According to the National Marriage Project, 58 percent of first births in lower-middle-class households and 40 percent of all U.S. births are to unwed mothers. A recent article in the Atlantic looks beyond those statistics; the author makes the case that no one is asking women how they feel about being unwed mothers -- a good question, and one that I can answer on my own behalf.
For the first three years of my daughter’s life, I was an unwed mother, and I didn’t like it, AT ALL. Ten years later, it turns out I was merely ahead of the celebrity trend (first baby, then engagement!), but at the time, not having that “piece of paper” made me feel vulnerable and not quite rooted.
The funny thing is, I’m not religious, and I have no moral judgement over other people who have babies without being married. And in NO WAY do I feel that not having married parents somehow makes a child “illegitimate,” a truly foul concept that has no place in modern, civilized society. But for me, in my situation, not being married made me uncomfortable -- something that surprised me about myself. When did I get so square? But square I apparently was, so much so that I would avoid having to refer to my baby’s father in a way that made it clear we weren’t married; I reconstructed entire sentences instantly in my head so as not to have to say “my boyfriend,” rather than “my husband.”
Why weren’t we married? Without going into too much detail, my husband and I met one November, fell madly in love, and by the next Father’s Day, our baby was on the way. I was 25, and yes, it was a surprise. We traded our romantic plans to travel to India together for nights at home reading What To Expect When You’re Expecting (that is, once I stopped barfing 24-7) and trying to figure out how we’d fit this baby, who was rapidly accumulated an alarming amount of stuff before even making an appearance, into our tiny apartment. A wedding became the one straw that seemingly would break the camel’s back of our suddenly very new, unchartered life together.Though I wasn’t happy about it, I let it go, hoping that when the time was right, we’d make our partnership legally official.

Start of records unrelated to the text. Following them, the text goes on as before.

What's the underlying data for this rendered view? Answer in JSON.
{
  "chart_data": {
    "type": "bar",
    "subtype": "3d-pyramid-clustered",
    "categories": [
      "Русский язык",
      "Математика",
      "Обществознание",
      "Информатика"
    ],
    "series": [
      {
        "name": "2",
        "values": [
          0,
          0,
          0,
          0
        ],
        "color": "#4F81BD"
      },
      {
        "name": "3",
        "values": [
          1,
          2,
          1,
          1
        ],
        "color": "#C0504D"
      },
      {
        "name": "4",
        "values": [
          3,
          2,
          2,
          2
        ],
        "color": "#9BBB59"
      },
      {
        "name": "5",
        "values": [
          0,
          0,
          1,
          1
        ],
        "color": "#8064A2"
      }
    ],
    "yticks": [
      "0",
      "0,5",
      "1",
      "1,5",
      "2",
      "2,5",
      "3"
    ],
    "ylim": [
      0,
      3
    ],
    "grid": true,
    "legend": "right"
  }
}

Looking back, I don’t regret the way things worked out. When my husband did propose to me, it was lovely and romantic, and I was truly, genuinely surprised. I knew that he wasn’t doing it because he felt pressured, and I also know that at our wedding, no one could wonder if we were just there for “the baby’s sake” -- the baby now being 3 and a half!
Unlike another couple we knew who got pregnant around the same time we did, then got quickly engaged, married, and divorced, our story, tumultuous an non-traditional as it has been, so far has a happy ending. We just celebrated our sixth wedding anniversary, 11 years after we met, 10 years after we had our daughter.
And for that daughter? I do have a different dream for her, of a different path than my own. My hope would be that she one day (FAR FROM NOW!) finds her own life partner, someone she wants to spend her life with and who feels the same about her, and they get married, and then, after spending a few years together, they start a family. I think that’s still the “ideal” way to do things -- not the “right” way, certainly not the only way -- but the way that seems optimal and least stressful for all involved.
I understand that many “unwed” mothers today are in completely different situations than mine. Some never had the option to marry the father of their baby, some have babies without a partner on purpose, many are divorced, and still others are gay and can’t legally get married (a terrible injustice that hopefully will soon be a thing of the past). Some moms are fine with their “single” status; other, like me, might wish things were different -- but that’s something that’s a personal issue, not a societal one. No matter what, the important thing, as a society, is to understand and appreciate that there are many ways to define a family, and all of them should be celebrated.
Is there something nontraditional about your family?